Now I’ve not done research whatever into this situation, having only spoken to our pharmacist, and then taken to my pen in protest, but aside from the obvious and blatant affront to our liberty by the federal government that this represents, this pharmaceutical gouge reeks of backroom deals between fat-assed lobbyist nobles and fat-assed power-hungry politicians. This is tyranny.
We know we are not going to keep our health plans, we know that our health costs are going to be more expensive (my premiums have risen 82% since the PPACA was passed), we know we are not going to keep our doctors, we know we are not going to keep our full-time jobs, and now, we can guess that we can’t keep our pharmacists, either.
We could also say we won’t get to keep our country, if we had not lost that a good time ago.

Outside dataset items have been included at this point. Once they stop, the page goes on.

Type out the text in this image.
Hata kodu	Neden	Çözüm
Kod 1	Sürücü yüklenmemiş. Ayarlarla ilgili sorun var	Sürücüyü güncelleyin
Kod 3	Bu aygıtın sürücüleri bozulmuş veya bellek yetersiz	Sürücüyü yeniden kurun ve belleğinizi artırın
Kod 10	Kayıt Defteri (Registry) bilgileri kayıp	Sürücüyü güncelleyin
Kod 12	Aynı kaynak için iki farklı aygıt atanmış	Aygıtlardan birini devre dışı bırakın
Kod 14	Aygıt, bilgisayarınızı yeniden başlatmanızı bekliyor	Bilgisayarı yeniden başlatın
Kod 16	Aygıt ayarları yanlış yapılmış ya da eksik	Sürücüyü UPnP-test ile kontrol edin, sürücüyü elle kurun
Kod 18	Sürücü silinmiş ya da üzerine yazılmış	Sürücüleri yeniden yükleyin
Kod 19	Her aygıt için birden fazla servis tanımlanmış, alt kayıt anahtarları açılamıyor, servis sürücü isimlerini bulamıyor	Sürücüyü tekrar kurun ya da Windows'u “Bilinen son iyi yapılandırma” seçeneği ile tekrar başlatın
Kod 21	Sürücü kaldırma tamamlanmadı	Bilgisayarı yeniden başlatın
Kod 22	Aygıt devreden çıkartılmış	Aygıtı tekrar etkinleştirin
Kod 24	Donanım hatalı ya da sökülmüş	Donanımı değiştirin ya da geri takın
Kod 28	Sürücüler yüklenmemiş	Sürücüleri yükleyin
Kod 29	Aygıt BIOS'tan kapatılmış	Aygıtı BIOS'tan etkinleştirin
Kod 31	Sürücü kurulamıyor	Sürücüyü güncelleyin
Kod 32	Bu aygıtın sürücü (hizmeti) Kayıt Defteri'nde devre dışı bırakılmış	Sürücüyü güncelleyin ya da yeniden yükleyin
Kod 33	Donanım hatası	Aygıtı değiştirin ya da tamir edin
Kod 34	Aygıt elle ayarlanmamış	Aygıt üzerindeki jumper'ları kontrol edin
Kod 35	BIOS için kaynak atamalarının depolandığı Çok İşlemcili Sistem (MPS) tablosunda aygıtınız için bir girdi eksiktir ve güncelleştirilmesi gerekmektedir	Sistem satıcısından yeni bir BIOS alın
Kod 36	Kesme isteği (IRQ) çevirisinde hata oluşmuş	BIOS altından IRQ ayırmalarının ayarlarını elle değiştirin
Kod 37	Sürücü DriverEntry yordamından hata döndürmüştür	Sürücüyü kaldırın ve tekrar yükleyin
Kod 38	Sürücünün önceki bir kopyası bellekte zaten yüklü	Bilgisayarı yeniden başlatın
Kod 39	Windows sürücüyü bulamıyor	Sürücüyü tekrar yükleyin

Elections have consequences, and thanks to you, my family and millions of other families are being harmed, millions more are set to see their harm, and ultimately, so too will you be harmed. And do not for a minute think that obamacare is the end of it.
~tdv, pissed
Pardon me for putting it this way, but the idea of needing a personal relationship with your pharmacist is pretty outdated. Yes, you need that with your primary care doctor, but the drug store is only an Rx factory. I’ve been getting my meds entirely by mail since the 90s. That’s how you get them cheaply these days. You don’t need a second opinion from a pharmacist, if your doctor is up-to-date.
With respect, Mikey, just because something works for you doesn’t make it the best fit for everyone else. Just because you have no use for the local pharmacist doesn’t mean nobody else has a need for him. How can anyone make such a claim? It is precisely that kind of thinking in the minds of the powerful elite that gets us into these messes in the first place.
I don’t understand where you are coming from on this. Are you saying that if people are losing an integral part of their healthcare delivery as a consequence of a failed oppressive law that you support, that, oh well, they didn’t need that anyway?
Or are you just offering up some new-fangled advice to a supposed ignorant old-fangled codger?
You objected to the increased cost of maintaining a relationship with your local pharmacist. I explained that it’s an unnecessary relationship, and pointed out how to reduce your cost. I’m sorry you dislike change. If you want a second opinion, yes, you’ll have to pay to get it.
Change is just fine, so long as it does not entail radical, unconstitutional, and fundamental transformation; enacted arbitrarily, with malice, and beyond the knowledge and consent of the body of the people; and so long as change is not adverse to individual liberty… something people once gave a damn about in this country.
Who are you, or who is anyone, to tell me that my relationship with my pharmacist (or any other) is ‘unnecessary’? What do you, or they, know of me and mine? Such arrogance! How about I, a stranger, accompanied by an armed, unmoored government, barge into your house and begin dictating what you need there and what you do not need, and then answer your objection with a haughty, “Sorry you dislike change…”?
This is where you’ve come from, twice, either unaware of your condescending tone, or intending it so. Either way, you have no business in my business. But I guess you still think you are enlightening me.
I’m sorry my tone was discouraging. I work in an urgent care clinic. I deal with questions and requests about prescriptions every working day. The old idea of the neighborhood druggist is a business model that has passed on. All doctors are now required to have updated, continuing education in the latest pharmaceuticals. Many pharmacies don’t even have resident pharmacists any more, only pharm techs, people qualified to dispense drugs per orders, but not to give advice about them. If you require an opinion from a pharmacist it’s like asking for a second opinion from another doctor. You’re entitled, but you can’t expect to get a duplication of services without paying extra.